If at First You Don’t Succeed: SEC Adopts Revised Resource Extraction Disclosure Rule
On December 16, the SEC adopted rules that will require domestic or foreign SEC-reporting companies that engage in resource extraction to disclose payments made to the U.S. federal government or to foreign governments for the commercial development of oil, natural gas, or minerals. The rules implement Section 13(q) of the Securities Exchange Act, enacted by the Dodd-Frank Act in 2010. Although the rules take effect 60 days after publication in the Federal Register, there is a two-year transition period, after which affected companies will be required annually to disclose their extraction payments on Form SD no later than 270 days after the end of their fiscal year. The new rules contain “conditional exemptions” for situations in which a foreign law or a pre-existing contract prohibits the disclosure and for smaller reporting companies and emerging growth companies.

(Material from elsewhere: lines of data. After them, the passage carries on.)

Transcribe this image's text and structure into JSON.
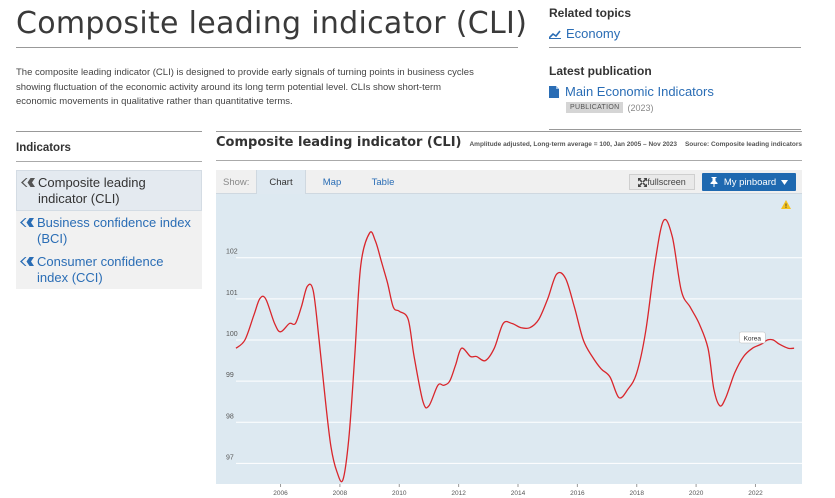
{
  "page": {
    "title": "Composite leading indicator (CLI)",
    "intro": "The composite leading indicator (CLI) is designed to provide early signals of turning points in business cycles showing fluctuation of the economic activity around its long term potential level. CLIs show short-term economic movements in qualitative rather than quantitative terms."
  },
  "related": {
    "heading": "Related topics",
    "topic": "Economy"
  },
  "latest": {
    "heading": "Latest publication",
    "title": "Main Economic Indicators",
    "badge": "PUBLICATION",
    "year": "(2023)"
  },
  "indicators": {
    "heading": "Indicators",
    "items": [
      {
        "label": "Composite leading indicator (CLI)",
        "active": true
      },
      {
        "label": "Business confidence index (BCI)",
        "active": false
      },
      {
        "label": "Consumer confidence index (CCI)",
        "active": false
      }
    ]
  },
  "chart_header": {
    "title": "Composite leading indicator (CLI)",
    "subtitle": "Amplitude adjusted, Long-term average = 100, Jan 2005 – Nov 2023",
    "source": "Source: Composite leading indicators"
  },
  "toolbar": {
    "show_label": "Show:",
    "tabs": [
      "Chart",
      "Map",
      "Table"
    ],
    "active_tab": "Chart",
    "fullscreen_label": "fullscreen",
    "pinboard_label": "My pinboard"
  },
  "colors": {
    "accent": "#2a6db5",
    "plot_bg": "#dde9f1",
    "series_line": "#d9262c",
    "warning": "#f4c21d"
  },
  "chart_data": {
    "type": "line",
    "x_ticks": [
      "2006",
      "2008",
      "2010",
      "2012",
      "2014",
      "2016",
      "2018",
      "2020",
      "2022"
    ],
    "y_ticks": [
      "97",
      "98",
      "99",
      "100",
      "101",
      "102"
    ],
    "ylim": [
      96.5,
      103.5
    ],
    "xlim": [
      2005.0,
      2024.0
    ],
    "grid": true,
    "series": [
      {
        "name": "Korea",
        "color": "#d9262c",
        "x": [
          2005.0,
          2005.3,
          2005.6,
          2005.8,
          2006.0,
          2006.3,
          2006.5,
          2006.8,
          2007.0,
          2007.2,
          2007.4,
          2007.6,
          2007.8,
          2008.0,
          2008.2,
          2008.4,
          2008.6,
          2008.8,
          2009.0,
          2009.2,
          2009.5,
          2009.7,
          2009.9,
          2010.1,
          2010.3,
          2010.5,
          2010.8,
          2011.0,
          2011.3,
          2011.5,
          2011.8,
          2012.0,
          2012.2,
          2012.4,
          2012.6,
          2012.9,
          2013.1,
          2013.4,
          2013.7,
          2014.0,
          2014.3,
          2014.6,
          2014.9,
          2015.2,
          2015.5,
          2015.8,
          2016.1,
          2016.4,
          2016.7,
          2017.0,
          2017.3,
          2017.6,
          2017.9,
          2018.2,
          2018.5,
          2018.8,
          2019.1,
          2019.4,
          2019.7,
          2020.0,
          2020.3,
          2020.6,
          2020.9,
          2021.1,
          2021.3,
          2021.5,
          2021.8,
          2022.1,
          2022.4,
          2022.7,
          2022.9,
          2023.1,
          2023.3,
          2023.6,
          2023.8
        ],
        "values": [
          99.8,
          100.0,
          100.6,
          101.0,
          101.0,
          100.4,
          100.2,
          100.4,
          100.4,
          100.8,
          101.3,
          101.2,
          100.0,
          98.6,
          97.4,
          96.8,
          96.6,
          97.6,
          99.6,
          101.8,
          102.6,
          102.4,
          101.9,
          101.4,
          100.8,
          100.7,
          100.5,
          99.6,
          98.5,
          98.4,
          98.9,
          98.9,
          99.0,
          99.4,
          99.8,
          99.6,
          99.6,
          99.5,
          99.8,
          100.4,
          100.4,
          100.3,
          100.3,
          100.5,
          101.0,
          101.6,
          101.5,
          100.8,
          100.0,
          99.6,
          99.3,
          99.1,
          98.6,
          98.8,
          99.2,
          100.2,
          101.8,
          102.9,
          102.5,
          101.2,
          100.8,
          100.4,
          99.8,
          98.8,
          98.4,
          98.6,
          99.2,
          99.6,
          99.8,
          99.9,
          100.0,
          100.0,
          99.9,
          99.8,
          99.8
        ]
      }
    ]
  }
}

This is the SEC’s third attempt at rulemaking to implement Section 13(q). The first set of resource extraction payment rules, adopted in 2012, was invalidated by the U.S. Court of Appeals for the District of Columbia Circuit. The second version was invalidated by Congress pursuant to the Congressional Review Act in 2017. See Congress Invalidates Resource Extraction Payment Disclosure; SEC is Reconsidering Conflict Minerals and Pay Ratio Rules (January-February 2017 Update).
Audit committees of companies that engage in resource extraction should be aware of this new disclosure requirement and monitor management’s efforts to determine how it applies to the company and the steps necessary to prepare for implementation.